Seul importe le message, seul importe le poème ; le messager est invisible, le poète est transparent, il ne compte pas s’il conte. Si le messager est joli garçon et brillant causeur, on lui fera place dans les cénacles et l’on oubliera le message. Le poète sera fêté, adulé, il fera le beau, et après quelques pirouettes il sera oublié aussi. Ni poète maudit ni poète persécuté, poète oublié tout cru. Oubliés, poètes et messages, poèmes et messagers. Oubliés.

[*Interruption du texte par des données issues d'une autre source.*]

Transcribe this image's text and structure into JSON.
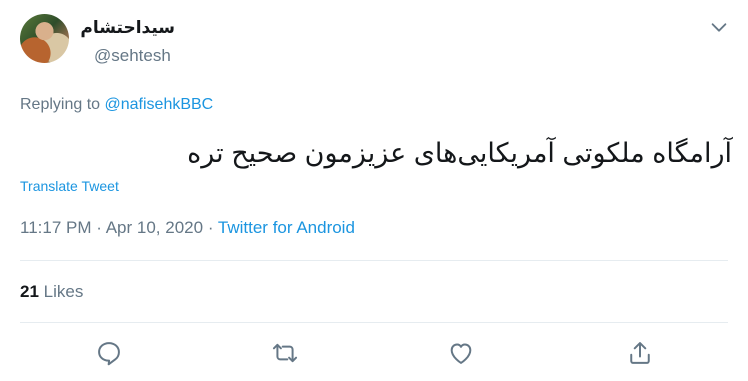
{
  "tweet": {
    "display_name": "سیداحتشام",
    "handle": "@sehtesh",
    "replying_prefix": "Replying to",
    "replying_to": "@nafisehkBBC",
    "text": "آرامگاه ملکوتی آمریکایی‌های عزیزمون صحیح تره",
    "translate_label": "Translate Tweet",
    "time": "11:17 PM",
    "date": "Apr 10, 2020",
    "separator": "·",
    "source": "Twitter for Android",
    "likes_count": "21",
    "likes_label": "Likes"
  },
  "icons": {
    "caret": "chevron-down-icon",
    "reply": "reply-icon",
    "retweet": "retweet-icon",
    "like": "heart-icon",
    "share": "share-icon"
  },
  "colors": {
    "link": "#1b95e0",
    "secondary_text": "#657786",
    "primary_text": "#14171a",
    "divider": "#e6ecf0"
  }
}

Mais si personne ne le fête, si personne ne l’adule, ne serait-ce qu’un quart d’heure, qui va l’écouter, qui entendra le poème ? À quoi bon écrire si personne ne lit, à quoi bon déclamer si personne n’écoute ? Le musicien meurt si sa musique chante pour le désert et le poète dépérit.
Pas question de construire sur les gloires posthumes ; il me faut être reconnu là tout de suite. Viendra l’inévitable moment de gesticuler avec élégance devant les lumières et derrière les lucarnes, en faisant semblant de ne pas être ébloui. Malheur à qui bégaye, à qui s’énerve, à qui tremble. Le message disparaîtra avec l’audience.